Tuesday, August 25, 1998

A federal judge on Monday dismissed a state court order that regulated workers' picketing of a zinc-mining company in Carthage, Tenn.


Members of the United Steel Workers of America Local 8413 successfully challenged a Smith County Chancery Court judge's temporary restraining order which limited union pickets to demonstrating before only one of the company's mining entrances and which instructed the workers not to “annoy” their employer.


In his ruling, U.S. District Court Judge Thomas A. Wiseman Jr. said that the injunction “unduly restricted picketing, an expression of their First Amendment problems, First Amendment rights in a number of respects. … That is overly broad.”

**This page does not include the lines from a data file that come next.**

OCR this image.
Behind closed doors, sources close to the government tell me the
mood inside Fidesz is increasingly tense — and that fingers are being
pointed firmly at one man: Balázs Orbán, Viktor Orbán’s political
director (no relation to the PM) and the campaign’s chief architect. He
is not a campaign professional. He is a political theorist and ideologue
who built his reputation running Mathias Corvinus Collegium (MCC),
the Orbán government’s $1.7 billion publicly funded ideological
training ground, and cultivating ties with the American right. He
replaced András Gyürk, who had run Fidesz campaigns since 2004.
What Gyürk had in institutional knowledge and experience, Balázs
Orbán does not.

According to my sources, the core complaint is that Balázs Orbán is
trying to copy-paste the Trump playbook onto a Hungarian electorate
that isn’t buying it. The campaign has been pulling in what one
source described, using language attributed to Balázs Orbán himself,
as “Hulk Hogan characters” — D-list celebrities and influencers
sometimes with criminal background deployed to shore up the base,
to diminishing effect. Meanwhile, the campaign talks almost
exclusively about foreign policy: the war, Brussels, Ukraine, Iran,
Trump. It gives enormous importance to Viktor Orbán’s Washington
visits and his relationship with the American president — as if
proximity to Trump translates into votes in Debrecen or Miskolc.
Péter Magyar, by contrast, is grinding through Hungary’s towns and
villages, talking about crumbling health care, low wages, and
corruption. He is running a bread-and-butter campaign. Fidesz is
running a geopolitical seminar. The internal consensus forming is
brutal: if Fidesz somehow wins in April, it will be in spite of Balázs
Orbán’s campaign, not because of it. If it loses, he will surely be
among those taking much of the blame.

“We're pleased,” said George Barrett, the lead attorney representing the union in Savage Zinc v. United Steel Workers of America Local 8413 said, “It's a vindication of the First Amendment. We were hoping for this, and the judge agreed that the injunction limits our constitutional First Amendment rights.”


The Aug. 7 restraining order had prohibited demonstrators from “interfering with, hindering, threatening, intimidating, harassing or annoying in any manner [Savage Zinc's] officers, agents, employees or other persons having business with” the company.


The workers were barred from “blocking or obstructing in any manner whatsoever any of the driveways, gateways, public streets or other entrances leading to” the company.


Said Barrett: “They enjoined us from any picketing, [from] talking to people to persuade them not to go to work. That's an abridgment of our constitutional rights.”


The company reportedly requested the order to prevent vandalism, abusive and obscene language and the spreading of nails and spikes across company entrances.


Wiseman urged Barrett and other union members in the courtroom to take precautions in order to ensure that nails are not thrown in any manner. The union members agreed to conduct non-violent pickets.


Marcus Crider, an attorney representing Savage Zinc, had no comment.